Złoża białego wodoru odkryto także w Afryce, Hiszpanii, Omanie, USA i Australii.  Jedno z najbardziej znaczących odkryć białego wodoru miało miejsce w Mali w Afryce w 2012 r., kiedy z byłego odwiertu wyciekł czysty wodór. W zeszłym roku rozpoczęto produkcję, wiercąc ponad milion ton białego wodoru w Hiszpanii. Helios Aragón, agencja eksploracyjna, odkryła ogromne złoże na północnym wschodzie kraju.  Ponieważ biały wodór powstaje naturalnie w określonych warunkach geologicznych, wiele złóż nie jest łatwych do zlokalizowania lub wydobycia. Uważa się, że wiele złóż białego wodoru znajduje się w niedostępnych obszarach oceanu.

Czytaj więcej: Gospodarka wodorowa, czyli wodór jako nośnik energii przyszłości

Badania przeprowadzone przez zespół naukowców pod kierownictwem Geoffreya Ellisa, geochemika z U.S. Geological Survey (USGS), wskazują na istnienie gigantycznych, nieodkrytych dotąd rezerw białego wodoru na Ziemi. Według opublikowanych na łamach „Science Advances” ustaleń, w ziemskich skałach i podziemnych rezerwuarach może znajdować się około 6,2 biliona ton tego surowca. Oznacza to, że te potężne zasoby mogłyby zaspokoić globalne potrzeby energetyczne przez ponad tysiąc lat, otwierając nowe perspektywy dla rozwoju czystych technologii energetycznych oraz zmniejszenia zależności od paliw kopalnych.

Przez lata głównymi przeszkodami rozwoju energetyki wodorowej były wysokie koszty produkcji zielonego wodoru oraz emisje CO₂ związane ze stosowaniem wodoru szarego. Biały wodór eliminuje oba te problemy, oferując efektywne, ekologiczne i ekonomiczne rozwiązanie. Potencjalne wykorzystanie tego zasobu może całkowicie zmienić oblicze światowego rynku energii oraz zredukować globalną zależność od paliw kopalnych.

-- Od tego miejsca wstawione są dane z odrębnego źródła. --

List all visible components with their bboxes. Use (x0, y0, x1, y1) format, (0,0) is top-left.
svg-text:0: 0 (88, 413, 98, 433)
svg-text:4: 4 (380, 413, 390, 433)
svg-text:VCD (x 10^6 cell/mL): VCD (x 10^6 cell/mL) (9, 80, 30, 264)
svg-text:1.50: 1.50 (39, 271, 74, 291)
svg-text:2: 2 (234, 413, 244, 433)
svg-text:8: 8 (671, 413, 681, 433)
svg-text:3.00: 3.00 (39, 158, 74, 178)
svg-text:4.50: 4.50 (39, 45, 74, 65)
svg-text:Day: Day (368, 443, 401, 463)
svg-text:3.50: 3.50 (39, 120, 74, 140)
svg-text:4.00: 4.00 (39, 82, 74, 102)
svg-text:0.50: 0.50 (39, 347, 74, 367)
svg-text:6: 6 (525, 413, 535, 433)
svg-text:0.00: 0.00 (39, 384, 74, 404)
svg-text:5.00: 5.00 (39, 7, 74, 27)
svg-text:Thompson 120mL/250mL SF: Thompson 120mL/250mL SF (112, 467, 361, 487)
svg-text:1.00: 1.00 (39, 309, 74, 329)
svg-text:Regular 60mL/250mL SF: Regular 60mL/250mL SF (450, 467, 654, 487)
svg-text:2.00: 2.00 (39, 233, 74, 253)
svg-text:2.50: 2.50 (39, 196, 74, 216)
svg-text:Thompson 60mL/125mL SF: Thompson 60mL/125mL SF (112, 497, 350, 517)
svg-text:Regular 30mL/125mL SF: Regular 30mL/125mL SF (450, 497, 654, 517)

Odkrycie to stawia Francję, a w szczególności Lotaryngię – region wcześniej kojarzony z przemysłem węglowym i stalowym – na czele wielkiej transformacji energetycznej Europy. Efektywne zagospodarowanie złóż wodoru w Moselle mogłoby stworzyć tysiące nowych miejsc pracy, znacząco pobudzić lokalną gospodarkę oraz uczynić Francję liderem nowej ery czystej energetyki. Z pewnością jest to wyjątkowa szansa na poprawę bezpieczeństwa energetycznego kraju oraz zmniejszenie zależności od importu paliw kopalnych.

Według prof. Billa McGuire’a z University College London, stworzenie globalnej infrastruktury umożliwiającej wydobycie tego surowca jest niezwykle wymagające. Mowa tutaj nie tylko o znaczących nakładach finansowych, ale również o wyzwaniach technologicznych związanych z budową platform wiertniczych, magazynów, dróg dostępowych oraz rozbudowanych systemów transportu.

Patrząc na rangę tego odkrycia, globalnie może ono uruchomić międzynarodowy wyścig o lokalizacje i eksploatację naturalnych rezerw białego wodoru, stając się początkiem zupełnie nowego rozdziału w historii ekologicznych źródeł energii. Czy przyszłość energetyki zaczyna właśnie zaczyna się od nowa w Lotaryngii? Czas pokaże.